Алиса Мак-Эвой переставляла книги на полках над старым микрофильмирующим аппаратом. Было что-то гипнотическое в ее волосах, сейчас заплетенных в толстую косу. Нет, назвать ее рыжей было бы неверно. Ее волосы имели цвет зрелой пшеницы. Я наблюдал за тем, как колышется эта коса в такт ее движениям, и мог уловить едва слышимый звук, с каким мои легкие исторгали воздух.
Алиса обернулась на шелест женского твидового костюма – в мою сторону направлялась Дженис Купферман.
– Саймон! Не могли бы вы зайти ко мне в кабинет на минуточку? – обратилась ко мне директор.
– Да, конечно.
В кабинете Дженис низкий потолок. Для такого низкорослого человека, как она, низковатые кресла не вызывают особого неудобства, а вот мне, когда я там бываю, приходится сидеть так, что колени оказываются едва ли не на уровне груди.

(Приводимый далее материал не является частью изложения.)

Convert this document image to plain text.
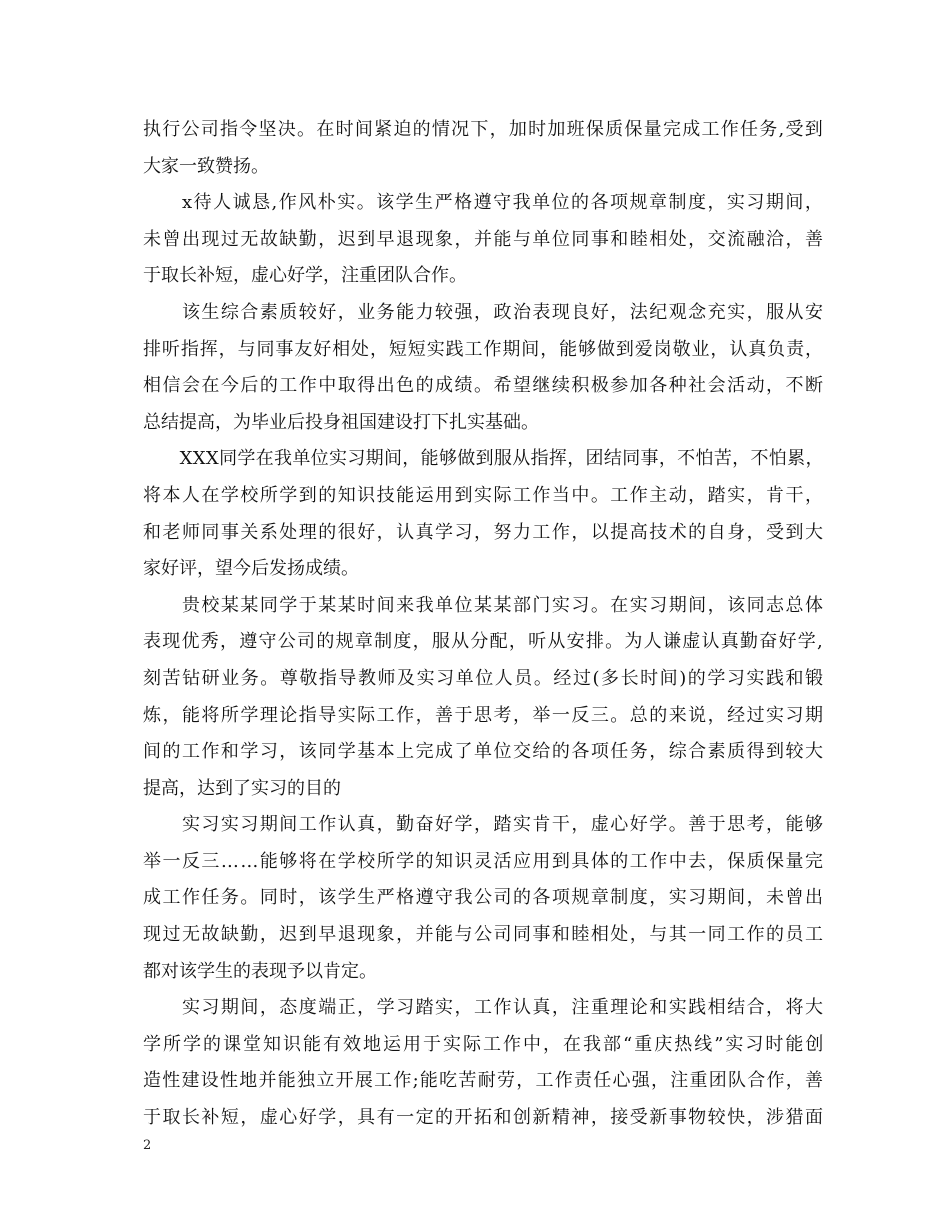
执行公司指令坚决。在时间紧迫的情况下，加时加班保质保量完成工作任务,受到
大家一致赞扬。
　　x待人诚恳,作风朴实。该学生严格遵守我单位的各项规章制度，实习期间，
未曾出现过无故缺勤，迟到早退现象，并能与单位同事和睦相处，交流融洽，善
于取长补短，虚心好学，注重团队合作。
　　该生综合素质较好，业务能力较强，政治表现良好，法纪观念充实，服从安
排听指挥，与同事友好相处，短短实践工作期间，能够做到爱岗敬业，认真负责，
相信会在今后的工作中取得出色的成绩。希望继续积极参加各种社会活动，不断
总结提高，为毕业后投身祖国建设打下扎实基础。
　　XXX同学在我单位实习期间，能够做到服从指挥，团结同事，不怕苦，不怕累，
将本人在学校所学到的知识技能运用到实际工作当中。工作主动，踏实，肯干，
和老师同事关系处理的很好，认真学习，努力工作，以提高技术的自身，受到大
家好评，望今后发扬成绩。
　　贵校某某同学于某某时间来我单位某某部门实习。在实习期间，该同志总体
表现优秀，遵守公司的规章制度，服从分配，听从安排。为人谦虚认真勤奋好学,
刻苦钻研业务。尊敬指导教师及实习单位人员。经过(多长时间)的学习实践和锻
炼，能将所学理论指导实际工作，善于思考，举一反三。总的来说，经过实习期
间的工作和学习，该同学基本上完成了单位交给的各项任务，综合素质得到较大
提高，达到了实习的目的
　　实习实习期间工作认真，勤奋好学，踏实肯干，虚心好学。善于思考，能够
举一反三……能够将在学校所学的知识灵活应用到具体的工作中去，保质保量完
成工作任务。同时，该学生严格遵守我公司的各项规章制度，实习期间，未曾出
现过无故缺勤，迟到早退现象，并能与公司同事和睦相处，与其一同工作的员工
都对该学生的表现予以肯定。
　　实习期间，态度端正，学习踏实，工作认真，注重理论和实践相结合，将大
学所学的课堂知识能有效地运用于实际工作中，在我部“重庆热线”实习时能创
造性建设性地并能独立开展工作;能吃苦耐劳，工作责任心强，注重团队合作，善
于取长补短，虚心好学，具有一定的开拓和创新精神，接受新事物较快，涉猎面
2
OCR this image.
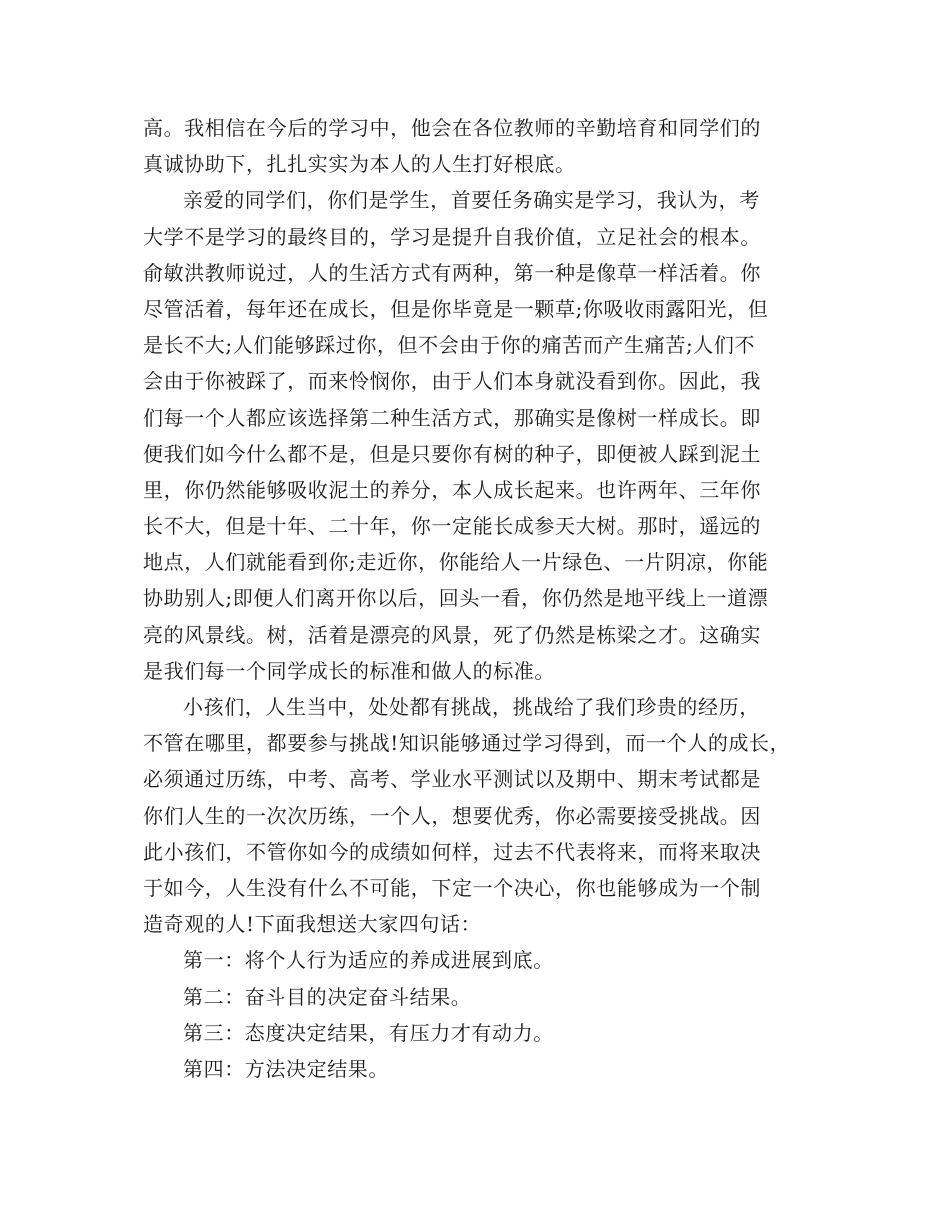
高。我相信在今后的学习中，他会在各位教师的辛勤培育和同学们的
真诚协助下，扎扎实实为本人的人生打好根底。
亲爱的同学们，你们是学生，首要任务确实是学习，我认为，考
大学不是学习的最终目的，学习是提升自我价值，立足社会的根本。
俞敏洪教师说过，人的生活方式有两种，第一种是像草一样活着。你
尽管活着，每年还在成长，但是你毕竟是一颗草;你吸收雨露阳光，但
是长不大;人们能够踩过你，但不会由于你的痛苦而产生痛苦;人们不
会由于你被踩了，而来怜悯你，由于人们本身就没看到你。因此，我
们每一个人都应该选择第二种生活方式，那确实是像树一样成长。即
便我们如今什么都不是，但是只要你有树的种子，即便被人踩到泥土
里，你仍然能够吸收泥土的养分，本人成长起来。也许两年、三年你
长不大，但是十年、二十年，你一定能长成参天大树。那时，遥远的
地点，人们就能看到你;走近你，你能给人一片绿色、一片阴凉，你能
协助别人;即便人们离开你以后，回头一看，你仍然是地平线上一道漂
亮的风景线。树，活着是漂亮的风景，死了仍然是栋梁之才。这确实
是我们每一个同学成长的标准和做人的标准。
小孩们，人生当中，处处都有挑战，挑战给了我们珍贵的经历，
不管在哪里，都要参与挑战!知识能够通过学习得到，而一个人的成长，
必须通过历练，中考、高考、学业水平测试以及期中、期末考试都是
你们人生的一次次历练，一个人，想要优秀，你必需要接受挑战。因
此小孩们，不管你如今的成绩如何样，过去不代表将来，而将来取决
于如今，人生没有什么不可能，下定一个决心，你也能够成为一个制
造奇观的人!下面我想送大家四句话：
第一：将个人行为适应的养成进展到底。
第二：奋斗目的决定奋斗结果。
第三：态度决定结果，有压力才有动力。
第四：方法决定结果。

– Извините, – отметив мое затруднительное положение, сказала Дженис. – На новую мебель денег постоянно не хватает.
– Ничего. Я уже привык.
– Да, пожалуй, что так. – Усталая улыбка округлила двойной подбородок, знаменующий собой переход к старости. – Сколько вы уже здесь работаете? Лет десять, не меньше…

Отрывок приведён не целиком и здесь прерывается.